Harder would try without success to hypnotize the 2, who were too shaken and distracted for the procedure to work.

All who dealt with Hickson & Parker in the aftermath of their alleged encounter, whether they were police officers, investigators, friends, or acquaintances, shared the view that they were telling the truth as they saw it.

The sincerity of them seemed palpable.

Those who could not believe in the existence of aliens sought alternative explanations, such as vivid hallucination, that acknowledged Hickson & Parker's genuine distress without forcing the theorists to adopt an unacceptable extraordinary interpretation.

The excitement continued for weeks afterwards.

Unable to come down from the experience, Parker returned to Jones County, MS, his and Hickson's home 130 miles North of Pascagoula. There he suffered an emotional breakdown and was placed in Laurel's Community Hospital for a time.

Meanwhile, reporters and curiosity seekers kept bothering Hickson.

On October 30, Hickson took a polygraph test administered by Scott Glasgow of the New Orleans based Pendleton Detective Agency.

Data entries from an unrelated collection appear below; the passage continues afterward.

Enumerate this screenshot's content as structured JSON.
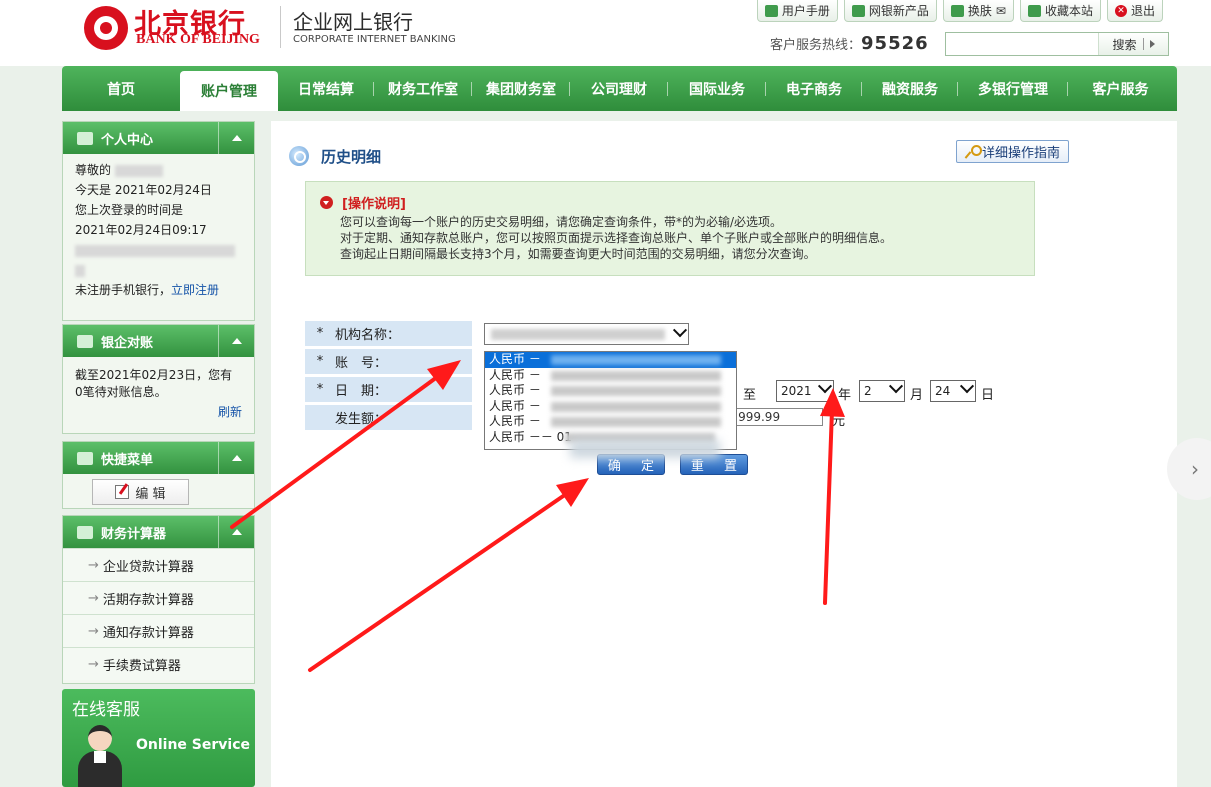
{
  "header": {
    "bank_name_cn": "北京银行",
    "bank_name_en": "BANK OF BEIJING",
    "product_cn": "企业网上银行",
    "product_en": "CORPORATE INTERNET BANKING",
    "toplinks": [
      "用户手册",
      "网银新产品",
      "换肤",
      "收藏本站",
      "退出"
    ],
    "hotline_label": "客户服务热线：",
    "hotline_number": "95526",
    "search_placeholder": "",
    "search_label": "搜索"
  },
  "nav": {
    "items": [
      "首页",
      "账户管理",
      "日常结算",
      "财务工作室",
      "集团财务室",
      "公司理财",
      "国际业务",
      "电子商务",
      "融资服务",
      "多银行管理",
      "客户服务"
    ],
    "active": "账户管理"
  },
  "sidebar": {
    "personal": {
      "title": "个人中心",
      "greeting": "尊敬的",
      "today_label": "今天是",
      "today_date": "2021年02月24日",
      "last_login_label": "您上次登录的时间是",
      "last_login_time": "2021年02月24日09:17",
      "mobile_text": "未注册手机银行，",
      "register_link": "立即注册"
    },
    "reconciliation": {
      "title": "银企对账",
      "line1": "截至2021年02月23日，您有",
      "line2": "0笔待对账信息。",
      "refresh": "刷新"
    },
    "quick_menu": {
      "title": "快捷菜单",
      "edit_label": "编 辑"
    },
    "calculator": {
      "title": "财务计算器",
      "items": [
        "企业贷款计算器",
        "活期存款计算器",
        "通知存款计算器",
        "手续费试算器"
      ]
    },
    "online_service": {
      "title": "在线客服",
      "subtitle": "Online Service"
    }
  },
  "main": {
    "title": "历史明细",
    "guide_button": "详细操作指南",
    "notice": {
      "title": "[操作说明]",
      "lines": [
        "您可以查询每一个账户的历史交易明细，请您确定查询条件，带*的为必输/必选项。",
        "对于定期、通知存款总账户，您可以按照页面提示选择查询总账户、单个子账户或全部账户的明细信息。",
        "查询起止日期间隔最长支持3个月，如需要查询更大时间范围的交易明细，请您分次查询。"
      ]
    },
    "form": {
      "org_label": "机构名称：",
      "account_label": "账　号：",
      "date_label": "日　期：",
      "amount_label": "发生额：",
      "required_mark": "*",
      "account_options": [
        "人民币 －",
        "人民币 －",
        "人民币 －",
        "人民币 －",
        "人民币 －",
        "人民币 －－ 01"
      ],
      "date_to_label": "至",
      "year_value": "2021",
      "year_unit": "年",
      "month_value": "2",
      "month_unit": "月",
      "day_value": "24",
      "day_unit": "日",
      "amount_max": "99,999.99",
      "amount_unit": "元",
      "confirm_button": "确 定",
      "reset_button": "重 置"
    }
  },
  "colors": {
    "brand_red": "#d8101e",
    "nav_green": "#3a9a46",
    "annotation_red": "#ff1a1a",
    "selected_blue": "#0a6fd9"
  }
}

I am convinced that he believes he saw a spaceship and that he believes he was taken into the spaceship by 3 creatures, Glasgow told the press.

In January 1974, Hickson appeared on a late night television show. Interview With Charles Hickson & Other Eye Witnesses.

It took Parker years to recover from the incident. He moved from Pascagoula to Lousiana and stayed away from reporters and investigators.

Hickson occasionally showed up at UFO conferences but otherwise maintained a low profile, Hickson died of a heart attack on September 9, 2011, at the age of 80.